A compact disc (CD) has a plastic surface on which sounds are stored in binary code as very small holes, called pits, and flat areas, called lands. These can be “read” by a laser beam. The laser beam scans across the surface of the disc. When the light falls on a pit, it is scattered, but when it falls on a land, it is reflected back to a light-sensitive detector. This in turn causes a pulse of current to pass to a loudspeaker, which converts it back into sound.

If you have read the HowStuffWorks article How CDs Work, you know that the basic idea behind data storage on a normal CD is simple. The surface of the CD contains one long spiral track of data. Along the track, there are flat reflective areas and non-reflective bumps. A flat reflective area represents a binary 1, while a non-reflective bump represents a binary 0. The CD drive shines a laser at the surface of the CD and can detect the reflective areas and the bumps by the amount of laser light they reflect. The drive converts the reflections into 1s and 0s to read digital data from the disc. See How CDs Work for more information.

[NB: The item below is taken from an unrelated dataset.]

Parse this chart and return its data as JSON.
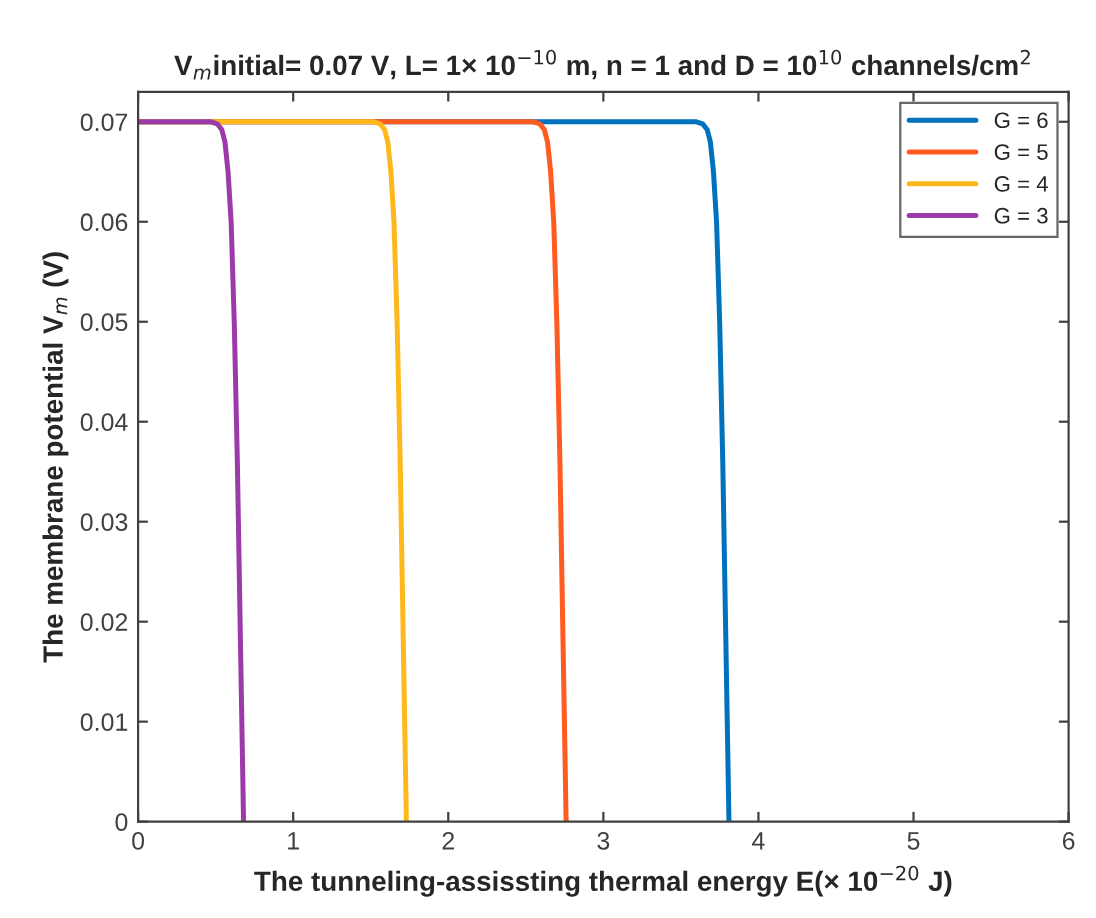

Normal CDs cannot be modified — they are read-only devices. A CD-R disc needs to allow the drive to write data onto the disc. For a CD-R disk to work there must be a way for a laser to create a non-reflective area on the disc. A CD-R disc therefore has an extra layer that the laser can modify. This extra layer is a greenish dye. In a normal CD, you have a plastic substrate covered with a reflective aluminum or gold layer. In a CD-R, you have a plastic substrate, a dye layer and a reflective gold layer. On a new CD-R disc, the entire surface of the disc is reflective — the laser can shine through the dye and reflect off the gold layer.

When you write data to a CD-R, the writing laser (which is much more powerful than the reading laser) heats up the dye layer and changes its transparency. The change in the dye creates the equivalent of a non-reflective bump. This is a permanent change, and both CD and CD-R drives can read the modified dye as a bump later on.

It turns out that the dye is fairly sensitive to light — it has to be in order for a laser to modify it quickly. Therefore, you want to avoid exposing CD-R discs to sunlight.